The declaration from the influential panel of experts makes official what workers and investors have known for months: The pandemic sparked a historic economic downturn that unfolded at breakneck speed.
“The unprecedented magnitude of the decline in employment and production, and its broad reach across the entire economy, warrants the designation of this episode as a recession, even if it turns out to be briefer than earlier contractions,” the NBER’s Business Cycle Dating Committee said in a statement.
The bureau — a private nonprofit known for setting the guideposts of the US’s economic cycles — determined that the US economy reached a “peak” in February that was followed by massive job losses thanks to lockdowns meant to stem the spread of the coronavirus.

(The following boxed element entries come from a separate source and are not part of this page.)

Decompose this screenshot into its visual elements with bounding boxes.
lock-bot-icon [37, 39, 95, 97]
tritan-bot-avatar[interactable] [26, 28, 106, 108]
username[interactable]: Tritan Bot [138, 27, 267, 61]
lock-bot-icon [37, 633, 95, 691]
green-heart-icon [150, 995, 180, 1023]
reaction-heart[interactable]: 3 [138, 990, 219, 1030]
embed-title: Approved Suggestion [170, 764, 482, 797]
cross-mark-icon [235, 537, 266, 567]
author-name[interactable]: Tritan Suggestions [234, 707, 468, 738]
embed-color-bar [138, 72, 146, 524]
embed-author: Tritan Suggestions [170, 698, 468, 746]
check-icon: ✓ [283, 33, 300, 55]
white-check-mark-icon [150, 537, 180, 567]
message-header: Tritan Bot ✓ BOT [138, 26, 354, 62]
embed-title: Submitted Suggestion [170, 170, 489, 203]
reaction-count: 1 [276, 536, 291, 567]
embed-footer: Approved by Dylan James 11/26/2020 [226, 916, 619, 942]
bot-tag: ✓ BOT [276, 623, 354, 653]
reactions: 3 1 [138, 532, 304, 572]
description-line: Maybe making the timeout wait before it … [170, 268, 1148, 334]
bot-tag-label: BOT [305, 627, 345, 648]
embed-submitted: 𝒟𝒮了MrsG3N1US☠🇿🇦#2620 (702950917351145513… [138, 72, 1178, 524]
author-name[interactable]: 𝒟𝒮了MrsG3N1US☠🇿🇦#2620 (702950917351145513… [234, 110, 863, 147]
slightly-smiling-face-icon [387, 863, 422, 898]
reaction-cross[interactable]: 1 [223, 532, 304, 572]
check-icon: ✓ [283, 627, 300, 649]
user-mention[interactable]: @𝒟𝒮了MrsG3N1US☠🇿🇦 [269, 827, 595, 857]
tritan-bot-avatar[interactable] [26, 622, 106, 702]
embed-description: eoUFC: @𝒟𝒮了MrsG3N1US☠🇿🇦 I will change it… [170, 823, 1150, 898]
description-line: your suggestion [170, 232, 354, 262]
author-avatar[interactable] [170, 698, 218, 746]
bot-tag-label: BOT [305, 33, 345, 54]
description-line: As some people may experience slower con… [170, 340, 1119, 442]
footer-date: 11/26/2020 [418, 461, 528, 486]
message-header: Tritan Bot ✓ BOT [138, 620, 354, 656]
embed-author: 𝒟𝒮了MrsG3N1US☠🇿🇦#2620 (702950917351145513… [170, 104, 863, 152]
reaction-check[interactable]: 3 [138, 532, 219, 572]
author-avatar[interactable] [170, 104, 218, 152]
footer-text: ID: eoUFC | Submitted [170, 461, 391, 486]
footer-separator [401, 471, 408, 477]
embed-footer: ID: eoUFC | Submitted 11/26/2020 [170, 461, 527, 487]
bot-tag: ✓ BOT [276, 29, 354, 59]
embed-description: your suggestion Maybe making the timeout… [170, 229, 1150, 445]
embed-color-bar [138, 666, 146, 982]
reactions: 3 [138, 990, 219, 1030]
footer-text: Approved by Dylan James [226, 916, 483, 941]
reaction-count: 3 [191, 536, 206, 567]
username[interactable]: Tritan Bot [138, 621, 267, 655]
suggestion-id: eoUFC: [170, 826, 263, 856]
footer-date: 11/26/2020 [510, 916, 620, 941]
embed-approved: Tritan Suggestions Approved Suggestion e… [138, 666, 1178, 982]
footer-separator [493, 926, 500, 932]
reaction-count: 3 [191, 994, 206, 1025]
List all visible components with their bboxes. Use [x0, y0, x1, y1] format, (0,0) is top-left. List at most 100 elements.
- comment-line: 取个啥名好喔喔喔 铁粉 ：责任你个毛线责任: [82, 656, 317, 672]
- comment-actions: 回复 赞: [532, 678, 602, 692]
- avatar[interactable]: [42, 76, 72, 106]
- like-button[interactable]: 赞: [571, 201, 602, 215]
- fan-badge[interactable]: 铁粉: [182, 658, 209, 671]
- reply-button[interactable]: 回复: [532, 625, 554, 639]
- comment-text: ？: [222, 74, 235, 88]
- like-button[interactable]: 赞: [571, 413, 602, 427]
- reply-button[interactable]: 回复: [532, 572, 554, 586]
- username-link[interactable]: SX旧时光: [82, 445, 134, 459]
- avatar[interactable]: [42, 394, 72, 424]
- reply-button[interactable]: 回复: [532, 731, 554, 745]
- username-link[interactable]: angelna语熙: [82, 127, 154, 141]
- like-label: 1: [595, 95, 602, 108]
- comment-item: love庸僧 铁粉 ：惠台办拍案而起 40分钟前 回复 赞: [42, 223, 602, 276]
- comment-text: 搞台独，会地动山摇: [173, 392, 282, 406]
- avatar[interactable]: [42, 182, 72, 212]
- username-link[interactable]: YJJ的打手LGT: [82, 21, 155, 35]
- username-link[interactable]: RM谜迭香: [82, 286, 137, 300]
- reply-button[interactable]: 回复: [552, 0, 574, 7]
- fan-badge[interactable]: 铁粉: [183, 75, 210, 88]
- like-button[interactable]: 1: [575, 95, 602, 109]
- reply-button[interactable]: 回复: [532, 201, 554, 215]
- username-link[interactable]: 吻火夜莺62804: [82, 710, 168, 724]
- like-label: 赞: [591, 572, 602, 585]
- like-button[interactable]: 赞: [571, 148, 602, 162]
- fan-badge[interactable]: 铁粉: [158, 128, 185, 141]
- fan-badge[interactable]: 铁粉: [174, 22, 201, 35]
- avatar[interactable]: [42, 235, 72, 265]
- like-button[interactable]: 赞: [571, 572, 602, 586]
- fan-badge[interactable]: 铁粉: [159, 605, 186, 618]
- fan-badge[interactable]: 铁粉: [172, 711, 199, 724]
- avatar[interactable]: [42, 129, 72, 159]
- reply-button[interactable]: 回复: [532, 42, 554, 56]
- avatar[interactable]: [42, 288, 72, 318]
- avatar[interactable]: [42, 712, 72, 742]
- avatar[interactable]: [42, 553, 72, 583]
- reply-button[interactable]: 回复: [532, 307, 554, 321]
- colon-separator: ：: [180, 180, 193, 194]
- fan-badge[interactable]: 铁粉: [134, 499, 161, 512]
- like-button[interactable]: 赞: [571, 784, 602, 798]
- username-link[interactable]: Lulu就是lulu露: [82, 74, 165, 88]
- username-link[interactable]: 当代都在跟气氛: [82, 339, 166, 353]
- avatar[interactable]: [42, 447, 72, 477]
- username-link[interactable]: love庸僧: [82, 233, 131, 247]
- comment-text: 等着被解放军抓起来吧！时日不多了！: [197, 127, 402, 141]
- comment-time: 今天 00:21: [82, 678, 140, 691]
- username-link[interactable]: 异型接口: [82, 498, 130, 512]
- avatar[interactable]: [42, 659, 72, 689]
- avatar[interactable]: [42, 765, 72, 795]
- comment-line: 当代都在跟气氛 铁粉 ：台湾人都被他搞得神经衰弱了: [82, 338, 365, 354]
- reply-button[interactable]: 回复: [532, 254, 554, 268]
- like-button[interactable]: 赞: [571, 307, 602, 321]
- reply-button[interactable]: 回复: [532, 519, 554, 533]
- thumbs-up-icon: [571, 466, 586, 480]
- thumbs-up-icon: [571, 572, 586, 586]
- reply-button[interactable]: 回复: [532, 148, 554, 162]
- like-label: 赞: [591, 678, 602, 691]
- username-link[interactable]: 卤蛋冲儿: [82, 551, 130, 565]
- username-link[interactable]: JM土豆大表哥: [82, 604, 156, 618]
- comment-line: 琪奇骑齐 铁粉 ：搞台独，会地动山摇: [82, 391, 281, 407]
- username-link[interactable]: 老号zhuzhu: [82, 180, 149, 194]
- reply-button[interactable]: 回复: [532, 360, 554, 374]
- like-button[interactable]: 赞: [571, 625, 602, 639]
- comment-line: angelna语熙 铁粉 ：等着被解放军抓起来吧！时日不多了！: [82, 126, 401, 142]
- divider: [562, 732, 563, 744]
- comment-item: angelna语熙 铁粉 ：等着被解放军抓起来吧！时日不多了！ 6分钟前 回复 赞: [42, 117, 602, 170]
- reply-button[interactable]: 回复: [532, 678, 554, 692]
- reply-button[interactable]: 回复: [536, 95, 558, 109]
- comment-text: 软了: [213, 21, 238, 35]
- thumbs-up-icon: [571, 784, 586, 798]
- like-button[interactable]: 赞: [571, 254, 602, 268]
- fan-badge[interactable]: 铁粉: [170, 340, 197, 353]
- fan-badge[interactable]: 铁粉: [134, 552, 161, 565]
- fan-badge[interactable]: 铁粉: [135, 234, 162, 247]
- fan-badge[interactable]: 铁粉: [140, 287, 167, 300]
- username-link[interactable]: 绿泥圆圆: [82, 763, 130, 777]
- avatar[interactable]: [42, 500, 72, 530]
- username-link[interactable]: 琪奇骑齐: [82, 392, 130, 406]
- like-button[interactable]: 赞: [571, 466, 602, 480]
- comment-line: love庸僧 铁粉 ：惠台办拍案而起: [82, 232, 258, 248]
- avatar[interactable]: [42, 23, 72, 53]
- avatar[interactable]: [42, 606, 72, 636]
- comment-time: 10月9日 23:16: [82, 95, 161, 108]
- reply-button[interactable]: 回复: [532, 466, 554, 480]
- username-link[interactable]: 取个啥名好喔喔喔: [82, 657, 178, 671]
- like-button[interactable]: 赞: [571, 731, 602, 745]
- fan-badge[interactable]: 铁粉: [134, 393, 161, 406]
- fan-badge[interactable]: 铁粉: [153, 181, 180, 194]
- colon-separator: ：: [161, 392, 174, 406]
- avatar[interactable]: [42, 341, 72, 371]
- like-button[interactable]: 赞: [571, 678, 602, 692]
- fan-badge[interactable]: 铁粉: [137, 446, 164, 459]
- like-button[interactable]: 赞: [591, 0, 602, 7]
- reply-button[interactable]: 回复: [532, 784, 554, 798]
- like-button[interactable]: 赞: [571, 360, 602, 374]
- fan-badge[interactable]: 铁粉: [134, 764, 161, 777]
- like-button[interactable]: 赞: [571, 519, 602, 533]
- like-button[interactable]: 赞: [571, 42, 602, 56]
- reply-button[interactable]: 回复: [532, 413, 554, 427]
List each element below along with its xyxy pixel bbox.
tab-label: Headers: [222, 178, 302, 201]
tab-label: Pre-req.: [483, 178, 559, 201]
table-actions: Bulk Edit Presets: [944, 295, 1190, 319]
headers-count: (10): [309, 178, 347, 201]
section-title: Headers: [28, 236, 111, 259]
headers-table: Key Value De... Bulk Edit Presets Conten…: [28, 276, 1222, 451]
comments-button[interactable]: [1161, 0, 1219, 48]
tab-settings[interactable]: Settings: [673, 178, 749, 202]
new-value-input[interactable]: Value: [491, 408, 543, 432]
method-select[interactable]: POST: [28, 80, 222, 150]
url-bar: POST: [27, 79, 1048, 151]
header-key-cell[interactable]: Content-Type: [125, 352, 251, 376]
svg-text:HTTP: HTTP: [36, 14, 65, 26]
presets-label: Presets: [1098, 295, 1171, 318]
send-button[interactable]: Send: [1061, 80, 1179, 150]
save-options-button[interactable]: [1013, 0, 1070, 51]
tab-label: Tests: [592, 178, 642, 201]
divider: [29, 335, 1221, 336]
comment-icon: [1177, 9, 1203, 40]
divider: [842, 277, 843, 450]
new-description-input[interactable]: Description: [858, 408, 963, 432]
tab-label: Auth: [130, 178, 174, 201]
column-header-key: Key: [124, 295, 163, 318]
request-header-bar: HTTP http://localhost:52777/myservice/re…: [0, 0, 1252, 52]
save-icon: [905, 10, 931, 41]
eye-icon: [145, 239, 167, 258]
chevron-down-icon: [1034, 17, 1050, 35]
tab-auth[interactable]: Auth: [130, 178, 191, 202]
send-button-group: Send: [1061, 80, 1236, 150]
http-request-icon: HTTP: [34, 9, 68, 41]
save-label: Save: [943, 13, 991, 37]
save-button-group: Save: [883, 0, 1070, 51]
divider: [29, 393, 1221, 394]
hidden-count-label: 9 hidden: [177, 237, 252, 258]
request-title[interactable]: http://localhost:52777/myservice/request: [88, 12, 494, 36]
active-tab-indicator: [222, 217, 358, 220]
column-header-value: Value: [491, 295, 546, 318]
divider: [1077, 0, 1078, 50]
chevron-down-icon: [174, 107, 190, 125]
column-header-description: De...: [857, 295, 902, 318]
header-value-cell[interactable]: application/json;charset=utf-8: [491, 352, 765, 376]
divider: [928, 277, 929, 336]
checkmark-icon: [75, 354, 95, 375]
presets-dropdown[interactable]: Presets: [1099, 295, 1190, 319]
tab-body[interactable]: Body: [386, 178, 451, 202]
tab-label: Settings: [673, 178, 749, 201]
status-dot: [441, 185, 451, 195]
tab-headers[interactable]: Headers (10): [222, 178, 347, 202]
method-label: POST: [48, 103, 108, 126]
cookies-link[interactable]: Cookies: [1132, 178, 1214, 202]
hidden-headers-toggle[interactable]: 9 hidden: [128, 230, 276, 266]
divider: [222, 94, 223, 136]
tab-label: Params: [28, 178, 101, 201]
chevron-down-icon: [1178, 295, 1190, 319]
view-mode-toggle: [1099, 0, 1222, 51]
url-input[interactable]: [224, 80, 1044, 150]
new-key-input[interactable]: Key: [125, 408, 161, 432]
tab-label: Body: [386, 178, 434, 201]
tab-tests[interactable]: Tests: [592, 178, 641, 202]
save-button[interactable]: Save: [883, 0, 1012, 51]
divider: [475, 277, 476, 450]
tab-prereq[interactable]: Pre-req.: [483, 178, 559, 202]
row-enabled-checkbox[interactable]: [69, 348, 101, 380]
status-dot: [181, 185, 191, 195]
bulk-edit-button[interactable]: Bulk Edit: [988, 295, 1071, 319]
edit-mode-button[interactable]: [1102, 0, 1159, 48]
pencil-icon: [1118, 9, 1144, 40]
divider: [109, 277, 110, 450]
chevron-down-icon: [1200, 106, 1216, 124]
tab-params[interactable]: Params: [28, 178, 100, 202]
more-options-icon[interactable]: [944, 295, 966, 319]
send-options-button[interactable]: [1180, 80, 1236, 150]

That brought an end to the 128-month expansion that began in June 2009, making it the longest since at least 1854. The previous record was the 120-month expansion lasting from March 1991 to March 2001, the NBER said.
A recession is often defined as two consecutive quarters of shrinking gross domestic product, or the value of all goods and services produced in a nation. But the NBER makes its calls based on a range of factors, primarily employment and domestic production.
Many economists expect the current recession to be intense but fairly short as most parts of the country have lifted the virus-related restrictions that froze the economy. The last declared recession started in December 2007 and lasted 18 months, according to the NBER.
“The committee recognizes that the pandemic and the public health response have resulted in a downturn with different characteristics and dynamics than prior recessions,” the bureau said in its statement.